NOAA's satellite data on ocean heat showed that bleaching is occurring in all regions and becoming more frequent. Extreme bleaching kills corals because they can't survive without the nourishment the algae provide. Less intense bleaching can weaken corals, reduce their growth and reproductive ability, and make them more vulnerable to disease.
Mark Eakin, a University of Miami-trained oceanographer who coordinates NOAA's Coral Reef Watch satellite program, said that 2010 was only the second time on record that bleaching occurred globally.
The first global bleaching, from 1997 to 1999, came when an exceedingly strong El Nino — a periodic warming of ocean surface temperatures in the tropical Pacific — was followed by an especially strong version of its opposite counterpart, La Nina. About 15 percent of the world's corals died then.
"Fast forward to 2010," Eakin said. This time, El Nino and the La Nina that followed weren't nearly as strong.
"The problem that we're seeing is, as the oceans keep warming on a year to year basis, it doesn't take as big or as unusual conditions to result in this sort of event."
The bleaching from last year in many places was the worst since 1998. In the warmest months, bleaching hit the Pacific, the Indian Ocean, Southeast Asia and the southern Caribbean.
The Florida Keys and the northern part of the Caribbean, where unprecedented bleaching occurred in 2005, were spared last year because tropical storms cooled the waters.
Coral reefs are more diverse in life forms than even rain forests. The most abundant life is in the Coral Triangle, from the Philippines down to Indonesia and across to Papua New Guinea.
"I've been diving in some places there where I see more species on any given reef than we have in all of the Caribbean," Eakin said.
In Thailand, where he visited reefs last summer, nearly all were hit by bleaching.
Andrew Baird, a scientist at the Australian Research Council's Coral Reef Studies center, said he just returned from Indonesia's Aceh province, where nearly 100 percent of corals died at most sites. He said the total loss of coral cover could range from 50 percent to 80 percent.
"This is as bad as I have ever seen," Baird said. A similar level of bleaching is likely in Thailand and India, but it isn't nearly as bad elsewhere, he said.
Baird said it's highly likely that the most recent bleaching was connected to global warming.
"It's almost certainly the heat that was primarily responsible, but also low winds and therefore higher than usual penetration of sunlight could also have been involved," he said.
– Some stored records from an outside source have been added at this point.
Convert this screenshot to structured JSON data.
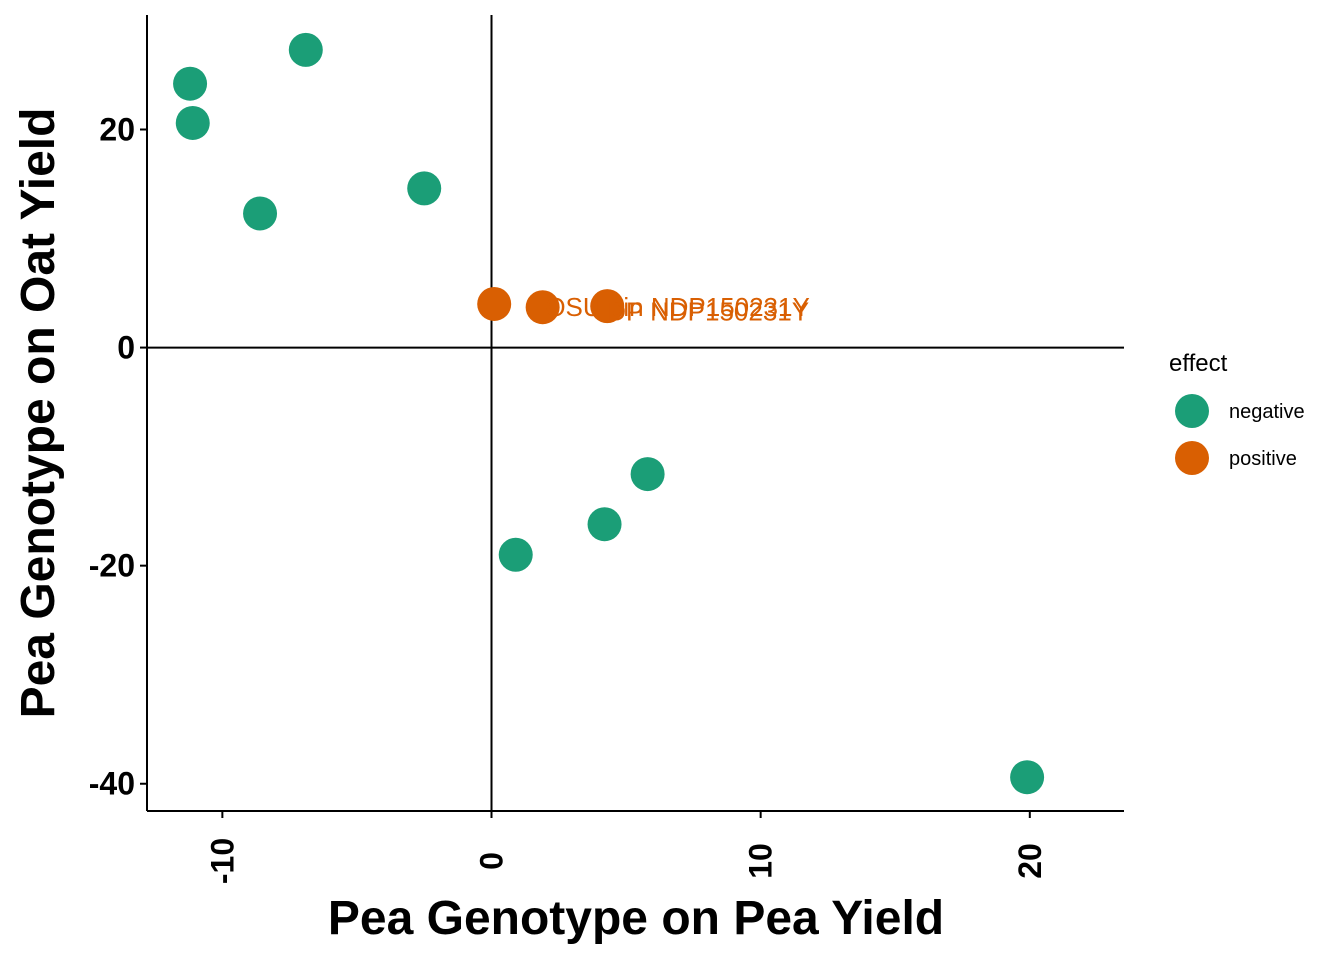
{
  "chart_data": {
    "type": "scatter",
    "xlabel": "Pea Genotype on Pea Yield",
    "ylabel": "Pea Genotype on Oat Yield",
    "xlim": [
      -12.8,
      23.5
    ],
    "ylim": [
      -42.5,
      30.5
    ],
    "x_ticks": [
      -10,
      0,
      10,
      20
    ],
    "y_ticks": [
      -40,
      -20,
      0,
      20
    ],
    "x_tick_labels": [
      "-10",
      "0",
      "10",
      "20"
    ],
    "y_tick_labels": [
      "-40",
      "-20",
      "0",
      "20"
    ],
    "reference_lines": {
      "x": 0,
      "y": 0
    },
    "grid": false,
    "legend": {
      "title": "effect",
      "position": "right",
      "entries": [
        {
          "name": "negative",
          "color": "#1b9e77"
        },
        {
          "name": "positive",
          "color": "#d95f02"
        }
      ]
    },
    "series": [
      {
        "name": "negative",
        "color": "#1b9e77",
        "points": [
          {
            "x": -6.9,
            "y": 27.3
          },
          {
            "x": -11.2,
            "y": 24.2
          },
          {
            "x": -11.1,
            "y": 20.6
          },
          {
            "x": -8.6,
            "y": 12.3
          },
          {
            "x": -2.5,
            "y": 14.6
          },
          {
            "x": 5.8,
            "y": -11.6
          },
          {
            "x": 4.2,
            "y": -16.2
          },
          {
            "x": 0.9,
            "y": -19.0
          },
          {
            "x": 19.9,
            "y": -39.4
          }
        ]
      },
      {
        "name": "positive",
        "color": "#d95f02",
        "points": [
          {
            "x": 0.1,
            "y": 4.0
          },
          {
            "x": 1.9,
            "y": 3.7
          },
          {
            "x": 4.3,
            "y": 3.8
          }
        ]
      }
    ],
    "annotations": [
      {
        "text": "OSU pin NDP150231Y",
        "x": 2.0,
        "y": 3.7
      },
      {
        "text": "DP NDP150231Y",
        "x": 4.3,
        "y": 3.3
      }
    ]
  }
}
Ove Hoegh-Guldberg, the director of the Global Change Institute at the University of Queensland in Australia, said it's not surprising that the hottest year on record brought widespread coral bleaching and mortality. He said that scientists have reported that mass bleaching in the Philippines and Indonesia resulted in about 30 percent to 40 percent of the corals dying.
The accumulation of carbon dioxide, the primary heat-trapping gas contributing to global warming, also is expected to damage corals by making the oceans more acidic.
"To our knowledge, ocean acidification doesn't kill corals, but what it does is it makes them grow more slowly," Eakin said.
Carbon dioxide in the atmosphere is now higher than any time in 800,000 years.
"We probably sometime around the 1980s passed the levels that are conducive to coral reef growth in terms of temperatures and CO2 in the atmosphere," Eakin said. "What we really need is to get back to where we were in the '80s."
That would mean reducing greenhouse gases to about 350 parts per million. It's 390 now and will be 560, or double preindustrial levels, by mid-century, according to the latest projections.
At that level, "we'll have major problems in reefs around the world," Eakin said.
"I don't think we're going to lose all corals, but we will probably lose species, and ecosystems will be severely degraded."
The World Resources Institute report projected that if current rates of greenhouse gas emissions continue, about half of the world's reefs will suffer enough warming to cause severe bleaching most years in the 2030s, and 95 percent of them will in the 2050s.